42:30 and if you do the pullback to this reduced phase space, you get a natural volume element, which is invariant under the dynamical flow. Okay. The problem is the measure that we get doesn't normalize, And the failure of normalization cannot be blamed on the fact that we're in a model in which space is infinite because this normalization, the failure of normalization holds even for K equal plus one models where space is finite. Now, things aren't absolutely hopeless because even though the measure doesn't normalize, we might be able to define at least a partial probability measure on the macro states. So we could do something like this. We could say the probability of a macro state is zero if the measure of the corresponding phase volume is finite. The probability is one if the measure of the phase volume is infinite and the measure of the complement is finite, and otherwise it's undefined. Now, my own guess would be that when we try to compute the probability of the relevant macro state for the early universe, we'll be in this worst case, number three. But just assume that the best case for the dogma holds, namely case number one, where the probability is zero. then the problem is conditional probabilities in the usual sense are not going to be well defined. So we won't be able to talk about what the probability of some future state is given the initial state. Okay, now this is just one model and perhaps more realistic models will give a result that's more congenial to the dogma that cosmology solves Boltzmann's problems. But even if the entropy of the early universe

45:00 is well-defined and has a low value, I'm skeptical of the relevance of this to the problem at issue. Because if the entropy of the early universe is low, it's because of the gravitational contribution. of an initial thermalized state that's relatively smooth, intuitively one would think that such a state had high entropy, well the answer is no, it has low entropy because you've neglected gravity, gravity likes to make things a clump, and that's the reason that the entropy is low in the early universe.

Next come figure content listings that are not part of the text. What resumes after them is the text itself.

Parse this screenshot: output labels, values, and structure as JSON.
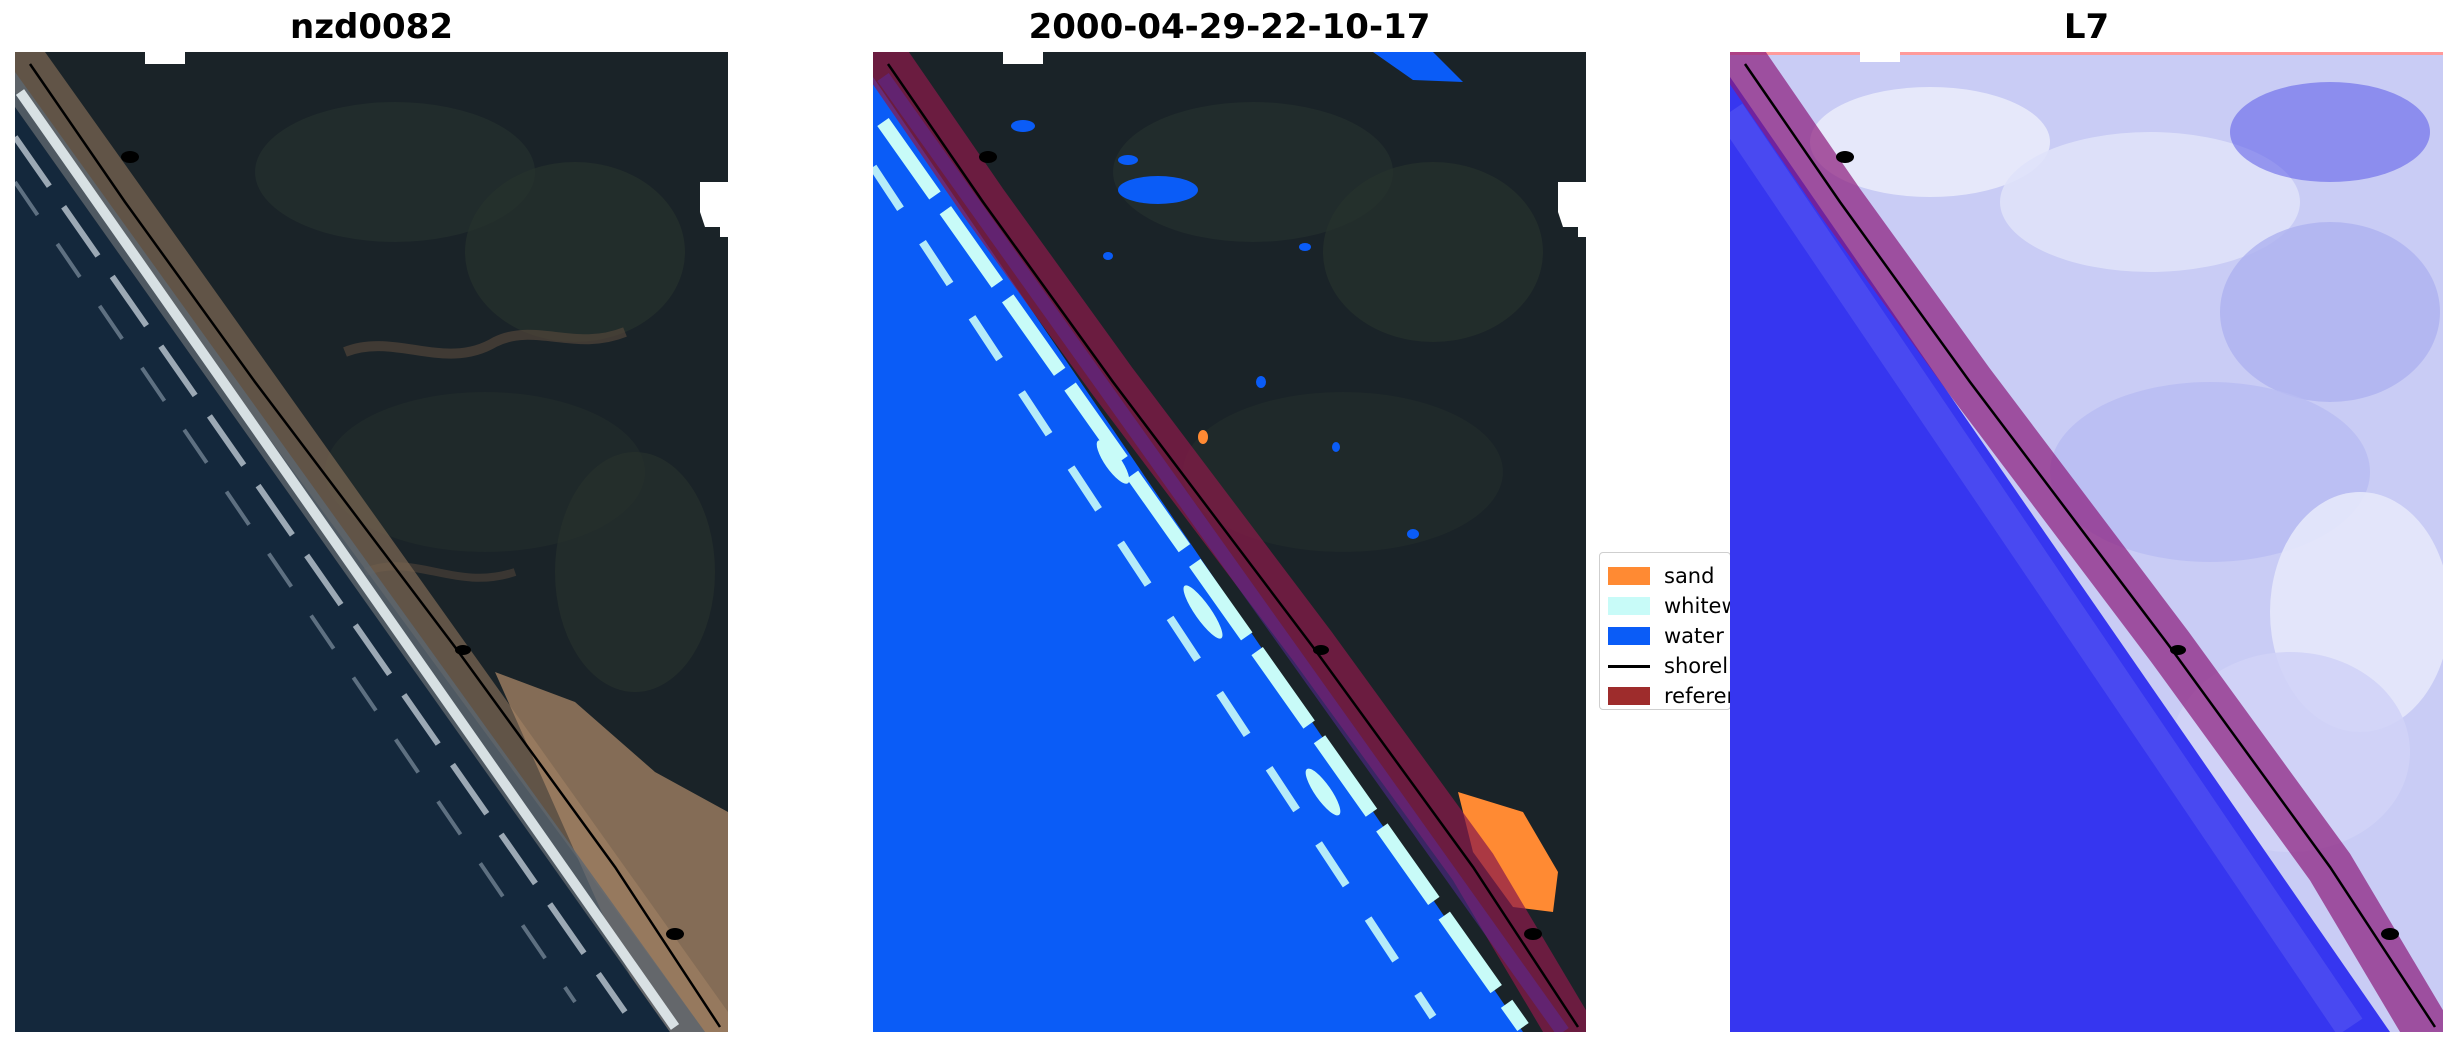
{
  "panels": [
    {
      "title": "nzd0082"
    },
    {
      "title": "2000-04-29-22-10-17"
    },
    {
      "title": "L7"
    }
  ],
  "legend": {
    "items": [
      {
        "label": "sand",
        "color": "#ff8a33",
        "kind": "patch"
      },
      {
        "label": "whitewater",
        "color": "#c8fbf8",
        "kind": "patch"
      },
      {
        "label": "water",
        "color": "#0a5cf7",
        "kind": "patch"
      },
      {
        "label": "shoreline",
        "color": "#000000",
        "kind": "line"
      },
      {
        "label": "reference",
        "color": "#9e2c2c",
        "kind": "patch"
      }
    ]
  },
  "colors": {
    "land_dark": "#1a2328",
    "ocean_dark": "#14283c",
    "sand_beach": "#b08a68",
    "surf_white": "#e6eef2",
    "class_water": "#0a5cf7",
    "class_whitewater": "#c8fbf8",
    "class_sand": "#ff8a33",
    "buffer_overlay": "#8a1a4a",
    "l7_water": "#3636f0",
    "l7_land": "#c9ccf5"
  }
}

But for the sorts of thermodynamic systems we're concerned with, the gravitational component of entropy is not relevant. And second, it has to be remembered that Boltzmann entropy is a global quantity. It applies to a macro state of a system in this state. In this instance, the system is the entire universe, so we're talking about the Boltzmann entropy of a macro state of the entire universe. And as such, it places only a very weak Thank you.